Since those days in the one-room schoolhouse, I have always been a voracious reader and soon became a closet writer. Then working in the library when I was surrounded for the first time in my life with books (I saw my first children’s books at that time) and I saw a whole new world.

But I was fortunate. I entered the field of children’s books when children’s literature was in a period of exciting expansion and growth. I was blessed to have some of my work included in that great blossoming.

Unfortunately, what goes up usually comes down. Tastes of the reading public, like tastes in fashion and music change. The down-to-earth, nitty-gritty stories I told were replaced by books of fantasy and magic.

And since it became tougher to sell my books of reality for young readers, I started to write nitty-gritty books for adults.
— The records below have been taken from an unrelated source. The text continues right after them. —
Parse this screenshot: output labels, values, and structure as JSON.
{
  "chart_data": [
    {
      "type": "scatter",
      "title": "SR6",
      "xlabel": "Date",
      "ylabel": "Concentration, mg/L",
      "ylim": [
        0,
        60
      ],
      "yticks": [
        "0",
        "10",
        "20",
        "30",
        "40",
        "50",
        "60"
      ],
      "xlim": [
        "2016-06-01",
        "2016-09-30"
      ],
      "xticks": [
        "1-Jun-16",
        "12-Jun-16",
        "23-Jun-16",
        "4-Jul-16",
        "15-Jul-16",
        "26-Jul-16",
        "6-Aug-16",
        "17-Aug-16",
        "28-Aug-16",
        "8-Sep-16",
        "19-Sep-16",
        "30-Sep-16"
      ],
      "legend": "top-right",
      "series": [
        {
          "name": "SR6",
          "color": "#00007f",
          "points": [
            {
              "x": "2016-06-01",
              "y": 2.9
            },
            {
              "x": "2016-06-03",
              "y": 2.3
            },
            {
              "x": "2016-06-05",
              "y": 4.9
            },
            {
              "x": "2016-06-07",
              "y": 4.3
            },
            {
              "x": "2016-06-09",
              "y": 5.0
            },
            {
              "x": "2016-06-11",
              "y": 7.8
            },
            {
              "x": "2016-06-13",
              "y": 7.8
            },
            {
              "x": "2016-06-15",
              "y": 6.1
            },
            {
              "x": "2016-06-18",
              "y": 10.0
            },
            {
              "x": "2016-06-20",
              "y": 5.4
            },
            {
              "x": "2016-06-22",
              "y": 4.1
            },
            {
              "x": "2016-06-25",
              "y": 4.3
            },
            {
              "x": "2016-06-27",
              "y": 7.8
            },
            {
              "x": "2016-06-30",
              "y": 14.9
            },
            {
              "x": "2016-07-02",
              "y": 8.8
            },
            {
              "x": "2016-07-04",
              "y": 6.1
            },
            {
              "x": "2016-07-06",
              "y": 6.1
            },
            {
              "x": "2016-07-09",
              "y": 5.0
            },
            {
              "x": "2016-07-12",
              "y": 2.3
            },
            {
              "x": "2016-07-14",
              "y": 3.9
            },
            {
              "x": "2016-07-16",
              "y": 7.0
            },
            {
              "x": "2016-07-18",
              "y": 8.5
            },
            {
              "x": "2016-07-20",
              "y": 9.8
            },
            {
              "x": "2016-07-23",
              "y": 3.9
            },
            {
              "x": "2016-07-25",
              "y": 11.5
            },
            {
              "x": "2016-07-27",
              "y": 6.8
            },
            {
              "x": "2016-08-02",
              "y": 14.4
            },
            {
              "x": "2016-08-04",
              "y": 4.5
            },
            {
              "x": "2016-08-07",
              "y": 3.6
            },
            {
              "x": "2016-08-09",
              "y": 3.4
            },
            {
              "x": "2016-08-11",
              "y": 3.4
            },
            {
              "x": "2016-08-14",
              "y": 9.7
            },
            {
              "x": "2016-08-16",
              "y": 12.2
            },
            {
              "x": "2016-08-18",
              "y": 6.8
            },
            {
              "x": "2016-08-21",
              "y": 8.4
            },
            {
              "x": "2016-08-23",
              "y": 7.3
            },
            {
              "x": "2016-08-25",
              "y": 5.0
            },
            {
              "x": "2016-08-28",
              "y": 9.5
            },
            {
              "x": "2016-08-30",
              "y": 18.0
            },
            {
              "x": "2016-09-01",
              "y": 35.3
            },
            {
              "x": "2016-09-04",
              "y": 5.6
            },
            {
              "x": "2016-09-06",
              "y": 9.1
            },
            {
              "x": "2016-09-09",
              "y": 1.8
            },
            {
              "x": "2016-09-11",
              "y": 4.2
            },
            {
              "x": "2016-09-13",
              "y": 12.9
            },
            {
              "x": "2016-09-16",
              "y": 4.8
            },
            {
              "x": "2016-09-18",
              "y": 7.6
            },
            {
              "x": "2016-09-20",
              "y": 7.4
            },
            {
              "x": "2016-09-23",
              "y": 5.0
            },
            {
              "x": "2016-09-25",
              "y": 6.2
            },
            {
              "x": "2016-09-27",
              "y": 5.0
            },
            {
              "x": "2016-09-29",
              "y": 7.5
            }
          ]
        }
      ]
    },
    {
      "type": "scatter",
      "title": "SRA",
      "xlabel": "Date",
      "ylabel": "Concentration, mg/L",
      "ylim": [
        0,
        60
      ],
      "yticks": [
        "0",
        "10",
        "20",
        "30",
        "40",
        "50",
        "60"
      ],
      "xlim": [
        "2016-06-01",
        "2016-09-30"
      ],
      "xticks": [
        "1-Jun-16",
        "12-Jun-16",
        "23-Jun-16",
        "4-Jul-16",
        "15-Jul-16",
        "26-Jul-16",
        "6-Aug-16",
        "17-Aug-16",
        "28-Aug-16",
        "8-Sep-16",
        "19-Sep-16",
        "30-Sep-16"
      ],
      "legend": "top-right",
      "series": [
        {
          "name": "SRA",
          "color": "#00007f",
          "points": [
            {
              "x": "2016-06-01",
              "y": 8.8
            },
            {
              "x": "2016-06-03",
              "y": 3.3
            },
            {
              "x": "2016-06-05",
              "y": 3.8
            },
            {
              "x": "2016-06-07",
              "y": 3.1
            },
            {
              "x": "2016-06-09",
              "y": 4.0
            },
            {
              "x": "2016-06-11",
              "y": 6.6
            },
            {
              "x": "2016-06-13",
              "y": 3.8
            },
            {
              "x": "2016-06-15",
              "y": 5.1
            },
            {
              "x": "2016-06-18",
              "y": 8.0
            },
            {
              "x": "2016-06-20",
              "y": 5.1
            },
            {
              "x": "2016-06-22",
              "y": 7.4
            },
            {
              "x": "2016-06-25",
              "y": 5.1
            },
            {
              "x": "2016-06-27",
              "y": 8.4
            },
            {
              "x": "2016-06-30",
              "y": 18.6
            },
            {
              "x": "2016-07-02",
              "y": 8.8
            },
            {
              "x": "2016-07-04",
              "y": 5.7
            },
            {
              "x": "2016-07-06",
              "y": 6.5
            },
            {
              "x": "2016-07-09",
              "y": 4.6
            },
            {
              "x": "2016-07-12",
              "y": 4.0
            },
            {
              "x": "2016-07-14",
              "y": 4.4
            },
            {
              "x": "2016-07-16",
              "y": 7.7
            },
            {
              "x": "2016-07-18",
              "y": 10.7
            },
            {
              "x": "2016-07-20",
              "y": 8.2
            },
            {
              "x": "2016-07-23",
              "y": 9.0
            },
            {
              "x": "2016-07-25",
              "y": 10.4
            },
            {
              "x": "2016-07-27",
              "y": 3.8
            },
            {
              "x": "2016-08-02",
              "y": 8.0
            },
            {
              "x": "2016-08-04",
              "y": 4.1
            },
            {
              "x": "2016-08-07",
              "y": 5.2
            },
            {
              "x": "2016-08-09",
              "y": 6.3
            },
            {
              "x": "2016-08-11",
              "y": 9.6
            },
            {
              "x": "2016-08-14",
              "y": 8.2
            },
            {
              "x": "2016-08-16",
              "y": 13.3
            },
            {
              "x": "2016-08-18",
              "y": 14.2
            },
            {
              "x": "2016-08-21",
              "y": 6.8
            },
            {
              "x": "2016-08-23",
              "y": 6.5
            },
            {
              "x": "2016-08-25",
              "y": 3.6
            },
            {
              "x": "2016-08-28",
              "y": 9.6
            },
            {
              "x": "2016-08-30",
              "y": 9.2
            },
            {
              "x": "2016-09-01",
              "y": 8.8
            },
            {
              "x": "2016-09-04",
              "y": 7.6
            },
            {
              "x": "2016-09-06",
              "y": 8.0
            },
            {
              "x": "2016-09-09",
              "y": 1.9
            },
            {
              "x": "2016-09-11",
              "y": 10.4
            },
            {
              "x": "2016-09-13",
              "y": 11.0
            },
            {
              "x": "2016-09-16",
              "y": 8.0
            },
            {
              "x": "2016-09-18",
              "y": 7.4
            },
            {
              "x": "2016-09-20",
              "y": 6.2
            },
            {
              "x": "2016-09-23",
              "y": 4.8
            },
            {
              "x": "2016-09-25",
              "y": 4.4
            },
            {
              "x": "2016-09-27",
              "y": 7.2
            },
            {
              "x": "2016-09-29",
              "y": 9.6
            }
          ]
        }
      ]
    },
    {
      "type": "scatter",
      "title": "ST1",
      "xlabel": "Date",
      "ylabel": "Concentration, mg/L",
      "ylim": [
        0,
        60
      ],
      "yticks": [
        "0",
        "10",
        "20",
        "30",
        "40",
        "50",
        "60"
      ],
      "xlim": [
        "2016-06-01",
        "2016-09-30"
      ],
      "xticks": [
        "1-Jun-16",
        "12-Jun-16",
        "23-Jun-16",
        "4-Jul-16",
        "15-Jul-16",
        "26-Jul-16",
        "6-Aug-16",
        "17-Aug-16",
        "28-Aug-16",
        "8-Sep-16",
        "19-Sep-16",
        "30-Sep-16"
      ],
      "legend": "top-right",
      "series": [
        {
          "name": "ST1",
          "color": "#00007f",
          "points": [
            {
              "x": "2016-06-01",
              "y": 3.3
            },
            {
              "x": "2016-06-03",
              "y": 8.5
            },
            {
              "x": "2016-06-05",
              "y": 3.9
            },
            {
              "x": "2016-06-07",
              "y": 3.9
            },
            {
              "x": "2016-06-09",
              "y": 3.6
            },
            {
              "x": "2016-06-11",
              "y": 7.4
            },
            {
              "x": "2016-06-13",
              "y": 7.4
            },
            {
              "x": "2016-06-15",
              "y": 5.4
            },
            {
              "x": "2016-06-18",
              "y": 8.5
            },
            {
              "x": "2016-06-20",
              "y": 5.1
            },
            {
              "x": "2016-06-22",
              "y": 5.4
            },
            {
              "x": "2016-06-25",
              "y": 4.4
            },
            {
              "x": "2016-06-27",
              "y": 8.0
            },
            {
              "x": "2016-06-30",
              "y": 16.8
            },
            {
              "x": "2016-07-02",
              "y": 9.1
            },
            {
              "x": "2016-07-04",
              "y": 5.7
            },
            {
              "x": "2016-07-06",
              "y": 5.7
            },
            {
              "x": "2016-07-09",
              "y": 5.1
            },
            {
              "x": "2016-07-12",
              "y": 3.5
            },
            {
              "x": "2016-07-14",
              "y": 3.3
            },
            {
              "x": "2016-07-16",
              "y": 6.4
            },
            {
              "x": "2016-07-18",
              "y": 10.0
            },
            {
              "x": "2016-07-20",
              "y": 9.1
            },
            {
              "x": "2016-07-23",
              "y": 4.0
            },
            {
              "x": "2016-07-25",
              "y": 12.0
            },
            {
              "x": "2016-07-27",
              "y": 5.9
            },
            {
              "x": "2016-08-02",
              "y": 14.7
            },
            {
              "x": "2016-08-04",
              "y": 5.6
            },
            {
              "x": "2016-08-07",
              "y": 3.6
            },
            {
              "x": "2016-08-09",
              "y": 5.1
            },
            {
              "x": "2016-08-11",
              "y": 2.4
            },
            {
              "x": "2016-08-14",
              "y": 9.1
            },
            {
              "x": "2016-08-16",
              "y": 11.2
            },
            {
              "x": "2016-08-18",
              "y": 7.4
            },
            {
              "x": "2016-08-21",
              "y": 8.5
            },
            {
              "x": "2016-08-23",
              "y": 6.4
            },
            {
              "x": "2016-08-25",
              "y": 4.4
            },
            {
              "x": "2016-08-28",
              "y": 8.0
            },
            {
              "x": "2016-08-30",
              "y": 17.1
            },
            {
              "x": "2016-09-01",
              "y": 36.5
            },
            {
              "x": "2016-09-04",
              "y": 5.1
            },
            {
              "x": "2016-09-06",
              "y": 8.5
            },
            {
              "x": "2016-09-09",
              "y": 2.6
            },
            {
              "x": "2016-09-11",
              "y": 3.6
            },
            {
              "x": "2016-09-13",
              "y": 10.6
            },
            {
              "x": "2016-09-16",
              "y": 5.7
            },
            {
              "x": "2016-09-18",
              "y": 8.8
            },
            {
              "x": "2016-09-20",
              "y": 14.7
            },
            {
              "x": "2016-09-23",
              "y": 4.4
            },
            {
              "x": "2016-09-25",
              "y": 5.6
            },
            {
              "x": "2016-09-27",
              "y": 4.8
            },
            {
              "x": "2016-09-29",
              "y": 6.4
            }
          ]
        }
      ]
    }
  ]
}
They are loaded down with danger, devastation and heartbreak, but unfortunately not with explicit s.e.x.

So that’s where things are and I am. I’m still writing novels about real life and real people. A bout with cancer helped create my novel, CHEMO CLUB, and I’m sure that unless someone stops me, I’ll just keep on writing, something…Because of my rural beginnings, my stories often take me back to what I know. And that’s not a bad place to be.